Mascott Christopher R, Summers Lori E
Beacon Department of Neurosciences, Beacon Hospital, Dublin 18, Ireland.
Surg Neurol. 2007 Jun;67(6):589-603; discussion 603. doi: 10.1016/j.surneu.2006.12.064.
Nonenhancing brain lesions can be relatively poorly defined on volumetric data sets routinely used for surgical guidance. Fluid-attenuated inversion recovery MRI sequences can provide better margin visualization of nonenhancing or poorly enhancing lesions.

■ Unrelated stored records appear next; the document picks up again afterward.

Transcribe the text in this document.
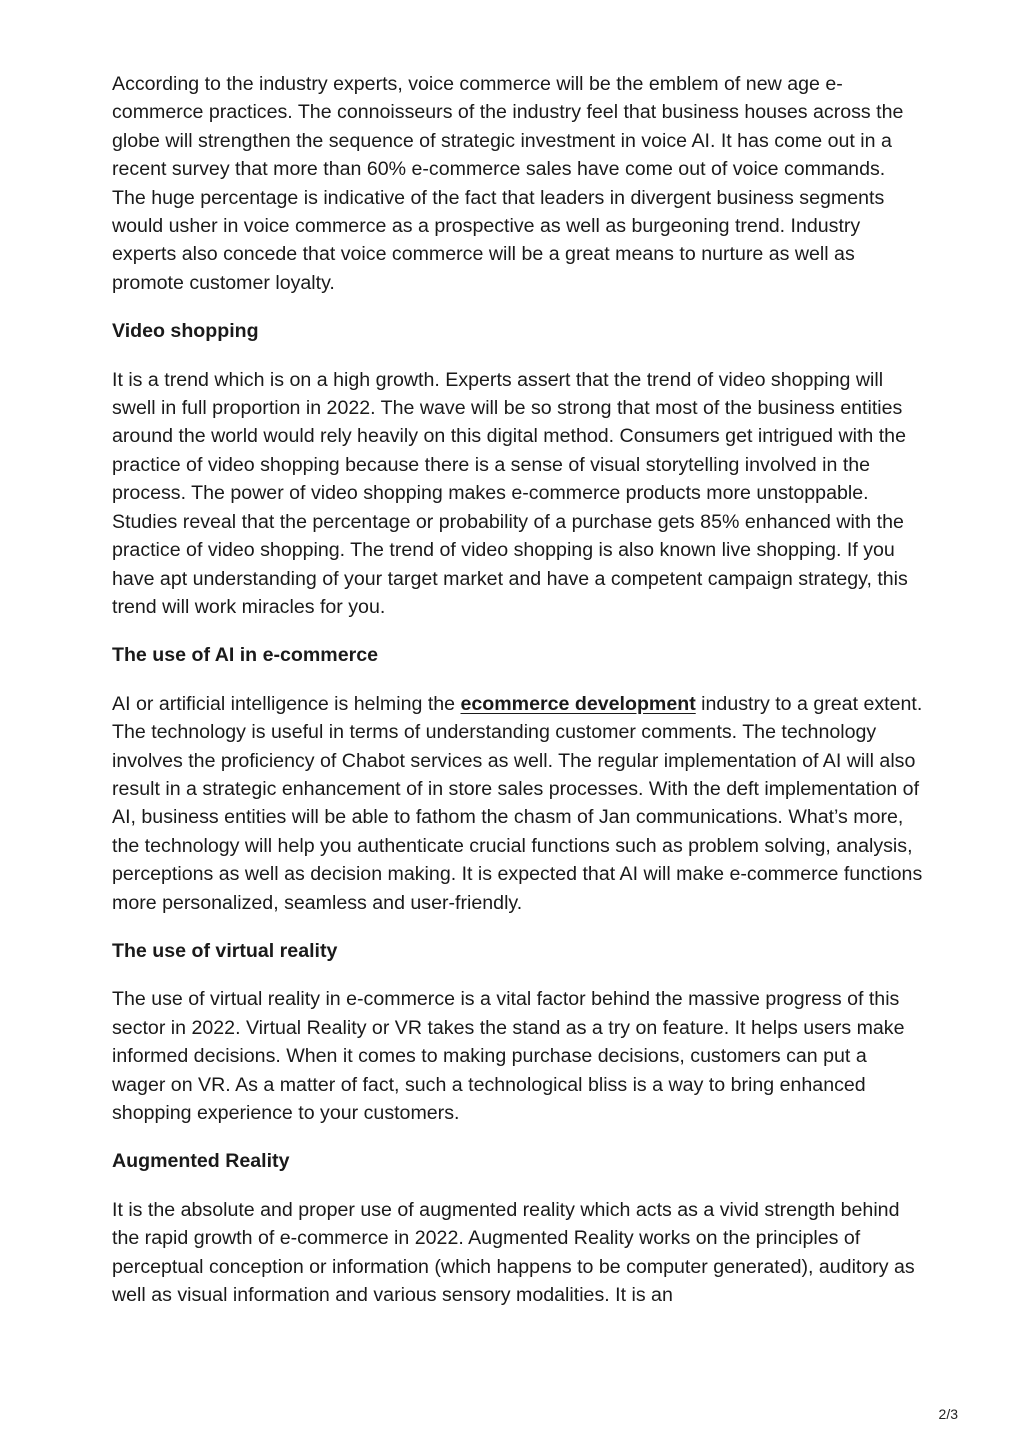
According to the industry experts, voice commerce will be the emblem of new age e-commerce practices. The connoisseurs of the industry feel that business houses across the globe will strengthen the sequence of strategic investment in voice AI. It has come out in a recent survey that more than 60% e-commerce sales have come out of voice commands. The huge percentage is indicative of the fact that leaders in divergent business segments would usher in voice commerce as a prospective as well as burgeoning trend. Industry experts also concede that voice commerce will be a great means to nurture as well as promote customer loyalty.

Video shopping

It is a trend which is on a high growth. Experts assert that the trend of video shopping will swell in full proportion in 2022. The wave will be so strong that most of the business entities around the world would rely heavily on this digital method. Consumers get intrigued with the practice of video shopping because there is a sense of visual storytelling involved in the process. The power of video shopping makes e-commerce products more unstoppable. Studies reveal that the percentage or probability of a purchase gets 85% enhanced with the practice of video shopping. The trend of video shopping is also known live shopping. If you have apt understanding of your target market and have a competent campaign strategy, this trend will work miracles for you.

The use of AI in e-commerce

AI or artificial intelligence is helming the ecommerce development industry to a great extent. The technology is useful in terms of understanding customer comments. The technology involves the proficiency of Chabot services as well. The regular implementation of AI will also result in a strategic enhancement of in store sales processes. With the deft implementation of AI, business entities will be able to fathom the chasm of Jan communications. What’s more, the technology will help you authenticate crucial functions such as problem solving, analysis, perceptions as well as decision making. It is expected that AI will make e-commerce functions more personalized, seamless and user-friendly.

The use of virtual reality

The use of virtual reality in e-commerce is a vital factor behind the massive progress of this sector in 2022. Virtual Reality or VR takes the stand as a try on feature. It helps users make informed decisions. When it comes to making purchase decisions, customers can put a wager on VR. As a matter of fact, such a technological bliss is a way to bring enhanced shopping experience to your customers.

Augmented Reality

It is the absolute and proper use of augmented reality which acts as a vivid strength behind the rapid growth of e-commerce in 2022. Augmented Reality works on the principles of perceptual conception or information (which happens to be computer generated), auditory as well as visual information and various sensory modalities. It is an

2/3
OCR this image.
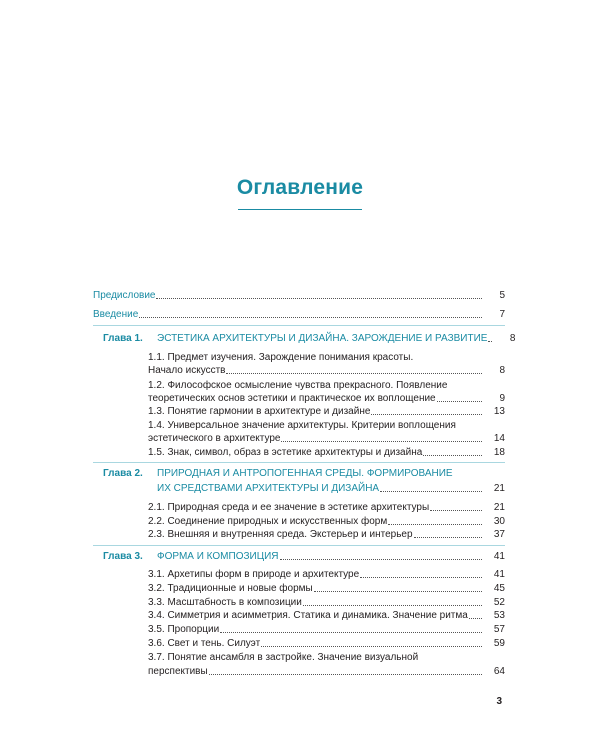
Оглавление
Предисловие	5
Введение	7
Глава 1. ЭСТЕТИКА АРХИТЕКТУРЫ И ДИЗАЙНА. ЗАРОЖДЕНИЕ И РАЗВИТИЕ	8
1.1. Предмет изучения. Зарождение понимания красоты.
Начало искусств	8
1.2. Философское осмысление чувства прекрасного. Появление
теоретических основ эстетики и практическое их воплощение	9
1.3. Понятие гармонии в архитектуре и дизайне	13
1.4. Универсальное значение архитектуры. Критерии воплощения
эстетического в архитектуре	14
1.5. Знак, символ, образ в эстетике архитектуры и дизайна	18
Глава 2. ПРИРОДНАЯ И АНТРОПОГЕННАЯ СРЕДЫ. ФОРМИРОВАНИЕ
ИХ СРЕДСТВАМИ АРХИТЕКТУРЫ И ДИЗАЙНА	21
2.1. Природная среда и ее значение в эстетике архитектуры	21
2.2. Соединение природных и искусственных форм	30
2.3. Внешняя и внутренняя среда. Экстерьер и интерьер	37
Глава 3. ФОРМА И КОМПОЗИЦИЯ	41
3.1. Архетипы форм в природе и архитектуре	41
3.2. Традиционные и новые формы	45
3.3. Масштабность в композиции	52
3.4. Симметрия и асимметрия. Статика и динамика. Значение ритма	53
3.5. Пропорции	57
3.6. Свет и тень. Силуэт	59
3.7. Понятие ансамбля в застройке. Значение визуальной
перспективы	64
3
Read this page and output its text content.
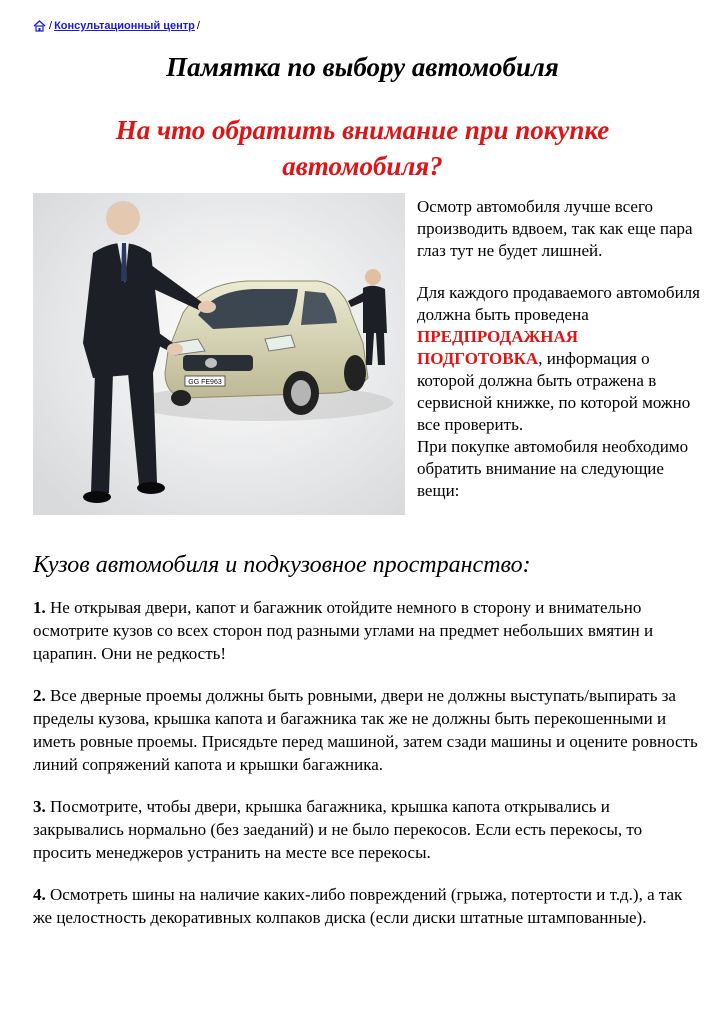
/ Консультационный центр /
Памятка по выбору автомобиля
На что обратить внимание при покупке автомобиля?
GG FE963

Осмотр автомобиля лучше всего производить вдвоем, так как еще пара глаз тут не будет лишней.

Для каждого продаваемого автомобиля должна быть проведена ПРЕДПРОДАЖНАЯ ПОДГОТОВКА, информация о которой должна быть отражена в сервисной книжке, по которой можно все проверить.

При покупке автомобиля необходимо обратить внимание на следующие вещи:

Кузов автомобиля и подкузовное пространство:

1. Не открывая двери, капот и багажник отойдите немного в сторону и внимательно осмотрите кузов со всех сторон под разными углами на предмет небольших вмятин и царапин. Они не редкость!

2. Все дверные проемы должны быть ровными, двери не должны выступать/выпирать за пределы кузова, крышка капота и багажника так же не должны быть перекошенными и иметь ровные проемы. Присядьте перед машиной, затем сзади машины и оцените ровность линий сопряжений капота и крышки багажника.

3. Посмотрите, чтобы двери, крышка багажника, крышка капота открывались и закрывались нормально (без заеданий) и не было перекосов. Если есть перекосы, то просить менеджеров устранить на месте все перекосы.

4. Осмотреть шины на наличие каких-либо повреждений (грыжа, потертости и т.д.), а так же целостность декоративных колпаков диска (если диски штатные штампованные).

Using image fusion programs, we combined data sets of SPGR imaging pulse sequence or volumetric CT with volumetrically acquired FLAIR sequences and subsequently used the fused data set for image-guided surgery. This technique was used in 50 surgical cases. Of these, 9 were nonenhancing intrinsic brain tumors, 13 were partially enhancing tumors, and 11 were enhancing tumors. In addition, FLAIR fusion was selectively used for 6 nontumoral lesions and in 11 nonlesional epilepsy surgery cases.
Image guidance using the fused data set was accurate in all 50 cases. Despite the lack of enhancement, 3 of the 9 nonenhancing tumors were found to be high grade. One of the low-grade tumors was associated with considerable areas of gliotic change not considered to represent tumor on permanent histology. In all other cases, the FLAIR-bright resected margins were consistent with tumor, not gliosis. Radical resection (>95% volume) was achieved in 21 of 23 tumor cases in which this had been the preoperative intent.
Nonenhancing lesions are often poorly demarcated not only on imaging studies, but also during surgery. Fluid-attenuated inversion recovery fusion allows resection of such lesions using intraoperative computer image guidance. Complementary FLAIR information can also occasionally be useful during surgical approaches to enhancing lesions or in nontumor cases. It must be kept in mind that FLAIR has high sensitivity but low specificity. Fluid-attenuated inversion recovery abnormalities do not obviate the need for mapping in potentially functional areas.
在常用于手术导航的容积数据集上,未强化的脑病变可能相对难以清晰界定。液体衰减反转恢复(FLAIR)磁共振成像序列能够更好地显示未强化或强化不佳病变的边界。
我们使用图像融合程序,将扰相梯度回波(SPGR)成像脉冲序列或容积CT的数据集与容积采集的FLAIR序列相结合,随后将融合后的数据集用于图像引导手术。该技术应用于50例手术病例。其中,9例为未强化的脑内肿瘤,13例为部分强化肿瘤,11例为强化肿瘤。此外,FLAIR融合还选择性地用于6例非肿瘤性病变以及11例非病变性癫痫手术病例。
在所有50例病例中,使用融合数据集进行的图像引导均准确无误。尽管缺乏强化,但9例未强化肿瘤中有3例被发现为高级别肿瘤。1例低级别肿瘤伴有相当大面积的胶质增生改变,在永久组织学检查中不被视为肿瘤。在所有其他病例中,FLAIR高信号的切除边缘与肿瘤相符,而非胶质增生。在23例术前计划进行根治性切除(>95%体积)的肿瘤病例中,有21例实现了根治性切除。
未强化病变不仅在影像学检查中常常边界不清,在手术过程中也是如此。液体衰减反转恢复融合技术能够在术中计算机图像引导下切除此类病变。在处理强化病变或非肿瘤病例的手术过程中,补充的FLAIR信息偶尔也会有用。必须牢记,FLAIR具有高敏感性但低特异性。液体衰减反转恢复异常并不能排除在潜在功能区进行定位的必要性。